Auf einem schmerzhaften Weg
Für das Publikum könnte es nützlich sein, vorab Vokabeln zu lernen. Sonst sitzt man womöglich in der Aufführung und fragt sich, wer „Dey“ ist. Ein Glossar im Programmheft hilft: „Dey“ ist ein geschlechtsneutrales Neopronomen, das alternativ zu „er“ oder „sie“ verwendet wird. Im Stück Muskeln aus Plastik meint es zumeist „K“: jenen Menschen also, der sich auf dem schmerzhaften Weg befindet, den eigenen Körper der geschlechtlichen Identität anzupassen. „A boy named K.“, schreibt Autor Kay Matter, der bei der Münster-Premiere seines letzten Stücks „Helena“ noch Selma Kay Matter hieß.
Ein vierköpfiges Ensemble bewegt sich im Kleinen Haus auf einer zentralen Spielfläche, die mit Kissen bedeckt und von einem Laufsteg umgeben ist; mittig erhebt sich ein Hochbett, in das sich K. immer wieder zurückziehen muss. Denn neben den Mühen der „Transition“ durch Operationen und Therapien wird in Matters Werk auch das Leiden an Long Covid thematisiert. Wesentliche Figuren, die K. umschwirren, sind Ilay, auf ähnlichem Weg und in liebender Nähe mit K. verbunden, und Aaron, ein nur scheinbarer Fitnessstudio-Macho.
Kay Matter, zunächst als Bühnenautor erfolgreich, hat mit Muskeln aus Plastik sein Prosadebüt vorgelegt und diesen Text nachträglich dramatisiert. Aus diesem Prozess resultiert die Länge der Erzählpassagen durch „Kay“, gewissermaßen den Menschen, zu dem K. geworden ist. Regisseur Jakob Weiss, von dem auch Bühne und Musik stammen, hat sich dafür entschieden, die Rand- und Nebenfiguren einerseits und die Hauptrollen K. und Kay andererseits dem Ensemble in fließendem Wechsel anzuvertrauen. So entstehen Situationen, in denen die Erzählung als Folge von vier Monologen erklingt. Für das Ensemble mag das hilfreich in der Bewältigung der langen Erzählpassagen sein; für das Publikum indes verblasst die Möglichkeit der Identifikation. Was den eigentümlichen Effekt hat, dass sich trotz der kurzen Aufführungsdauer von etwa 80 Minuten kein wirklicher Spannungsbogen bildet.

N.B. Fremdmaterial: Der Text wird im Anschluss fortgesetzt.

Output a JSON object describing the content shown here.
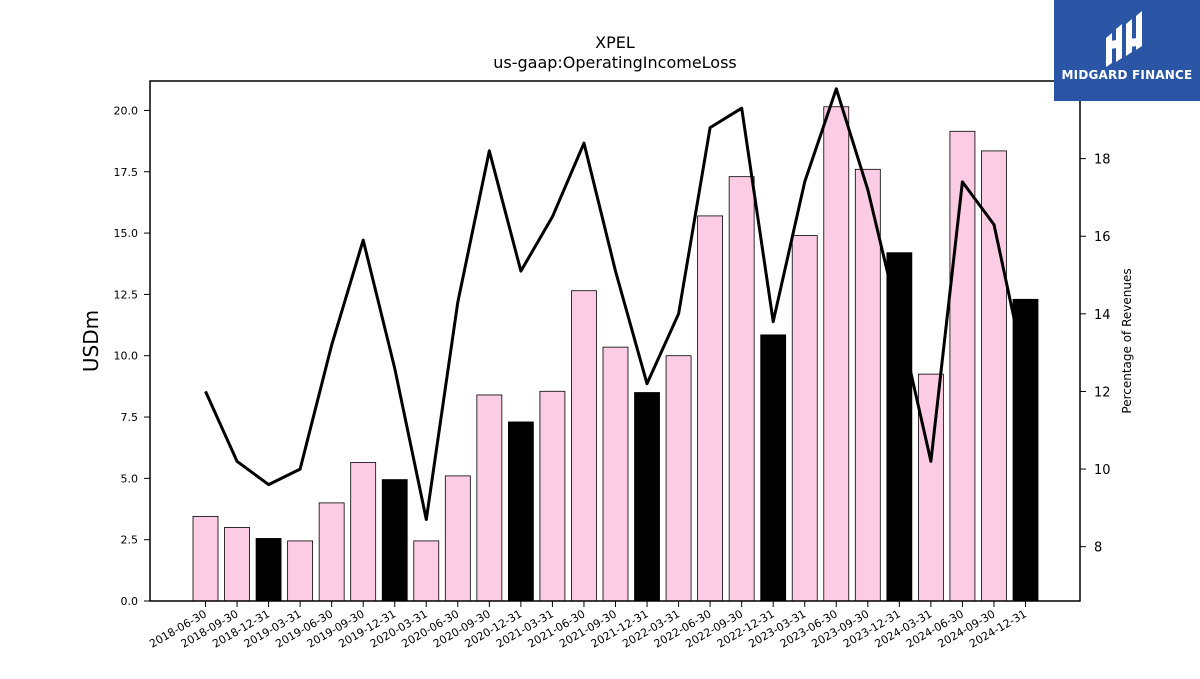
{
  "chart_data": {
    "type": "bar",
    "title": "XPEL",
    "subtitle": "us-gaap:OperatingIncomeLoss",
    "ylabel": "USDm",
    "y2label": "Percentage of Revenues",
    "ylim": [
      0,
      21.2
    ],
    "y2lim": [
      6.6,
      20.0
    ],
    "yticks": [
      "0.0",
      "2.5",
      "5.0",
      "7.5",
      "10.0",
      "12.5",
      "15.0",
      "17.5",
      "20.0"
    ],
    "y2ticks": [
      "8",
      "10",
      "12",
      "14",
      "16",
      "18"
    ],
    "categories": [
      "2018-06-30",
      "2018-09-30",
      "2018-12-31",
      "2019-03-31",
      "2019-06-30",
      "2019-09-30",
      "2019-12-31",
      "2020-03-31",
      "2020-06-30",
      "2020-09-30",
      "2020-12-31",
      "2021-03-31",
      "2021-06-30",
      "2021-09-30",
      "2021-12-31",
      "2022-03-31",
      "2022-06-30",
      "2022-09-30",
      "2022-12-31",
      "2023-03-31",
      "2023-06-30",
      "2023-09-30",
      "2023-12-31",
      "2024-03-31",
      "2024-06-30",
      "2024-09-30",
      "2024-12-31"
    ],
    "series": [
      {
        "kind": "bar",
        "values": [
          3.45,
          3.0,
          2.55,
          2.45,
          4.0,
          5.65,
          4.95,
          2.45,
          5.1,
          8.4,
          7.3,
          8.55,
          12.65,
          10.35,
          8.5,
          10.0,
          15.7,
          17.3,
          10.85,
          14.9,
          20.15,
          17.6,
          14.2,
          9.25,
          19.15,
          18.35,
          12.3
        ],
        "year_end_flags": [
          false,
          false,
          true,
          false,
          false,
          false,
          true,
          false,
          false,
          false,
          true,
          false,
          false,
          false,
          true,
          false,
          false,
          false,
          true,
          false,
          false,
          false,
          true,
          false,
          false,
          false,
          true
        ]
      },
      {
        "kind": "line",
        "values": [
          12.0,
          10.2,
          9.6,
          10.0,
          13.2,
          15.9,
          12.6,
          8.7,
          14.3,
          18.2,
          15.1,
          16.5,
          18.4,
          15.1,
          12.2,
          14.0,
          18.8,
          19.3,
          13.8,
          17.4,
          19.8,
          17.2,
          13.8,
          10.2,
          17.4,
          16.3,
          12.5
        ]
      }
    ],
    "colors": {
      "bar_default": "#fccce4",
      "bar_year_end": "#000000",
      "line": "#000000"
    },
    "grid": false,
    "legend": "none"
  },
  "branding": {
    "logo_text": "MIDGARD FINANCE",
    "logo_color": "#2b56a6"
  }
}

Vergnügen bereiten den Zuschauern jene komödiantischen kleinen Szenen, die dem ernsten Thema Humor abgewinnen. So gibt es skurrile Auftritte etwa einer beherzt berlinernden Ergotherapeutin, eines ulkigen Ikea-Verkäuferpaares oder Hugh Hefners, der K. eine möglichst maskuline Einrichtung aufschwatzen will. Einem plastischen Chirurgen, den sein beruflicher Erfolg zum Porsche-Sammler machte, gibt Darsteller Julius Janosch Schulte als prägnantestem Sprecher des Ensembles groteske Präsenz. An seiner Seite ernten Luise Zieger, Alaaeldin Dyab und Jules* Elting großen Applaus des Premierenpublikums.